Selasa 14 Jun 2022 20:30 WIB

Apa Itu Deepfake? Begini Cara Mengenali dan Tetap Aman dari Deepfake

Deepfake bisa membuat gambar palsu yang meyakinkan.

Rep: Noer Qomariah Kusumawardhani / Red: Dwi Murdaningsih

REPUBLIKA.CO.ID, JAKARTA -- Baru-baru ini Google telah melarang algoritma deepfake dari Google Colaboratory. Raksasa teknologi tersebut bukanlah satu-satunya yang mengatur tentang deepfake.

Beberapa negara bagian Amerika Serikat (AS) memiliki regulasi yang mengaturnya. Apa itu deepfake?

Baca Juga

Pakar Kaspersky menjelaskan apa itu deepfake, dan mengapa ada begitu banyak kontroversi di sekitarnya.  ‘Deepfake’ biasanya mengacu pada berbagai jenis media buatan komputer yang melibatkan orang-orang dan dibuat dengan neural network.

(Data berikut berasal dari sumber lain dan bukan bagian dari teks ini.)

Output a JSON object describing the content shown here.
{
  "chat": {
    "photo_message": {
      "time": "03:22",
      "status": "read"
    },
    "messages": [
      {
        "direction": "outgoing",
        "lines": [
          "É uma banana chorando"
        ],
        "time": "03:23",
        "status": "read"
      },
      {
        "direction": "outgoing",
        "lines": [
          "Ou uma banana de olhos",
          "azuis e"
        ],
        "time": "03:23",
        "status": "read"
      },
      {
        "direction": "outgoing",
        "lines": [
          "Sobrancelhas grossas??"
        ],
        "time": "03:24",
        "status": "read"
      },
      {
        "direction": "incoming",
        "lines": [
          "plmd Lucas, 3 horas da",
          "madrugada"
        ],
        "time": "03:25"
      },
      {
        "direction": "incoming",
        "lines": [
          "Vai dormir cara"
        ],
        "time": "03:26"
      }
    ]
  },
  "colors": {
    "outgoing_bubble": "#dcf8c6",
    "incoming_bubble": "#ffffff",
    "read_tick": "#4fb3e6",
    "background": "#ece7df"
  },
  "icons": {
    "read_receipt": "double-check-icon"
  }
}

Ini mungkin video, foto, atau rekaman suara. Alih-alih menggunakan teknik pengeditan gambar tradisional, penggunaan deep learning telah menggeser kebutuhan akan keterampilan dan upaya untuk membuat gambar palsu yang meyakinkan.

“Deepfake adalah contoh utama dari teknologi yang berkembang lebih cepat daripada yang kita pahami dan cara mengelola komplikasinya. Inilah sebabnya itu dianggap memiliki dua sudut pandang, di satu sisi sebagai instrumen tambahan bagi para seniman dan di sisi lainnya memberikan celah untuk disinformasi yang dapat menjadi tantangan bagi kita masyarakat mengenai apa yang kita percayai,” kata Vladislav Tuskanov, ilmuwan data utama di Kaspersky, melalui siaran pers yang diterima oleh Republika. 

Awalnya, istilah tersebut merujuk pada perangkat lunak tertentu yang telah mendapatkan popularitas di Reddit. Perangkat lunak tersebut dapat menanamkan wajah seseorang ke dalam video yang menampilkan orang lain, dan hampir seluruhnya digunakan untuk membuat pornografi non-konsensual dengan selebriti.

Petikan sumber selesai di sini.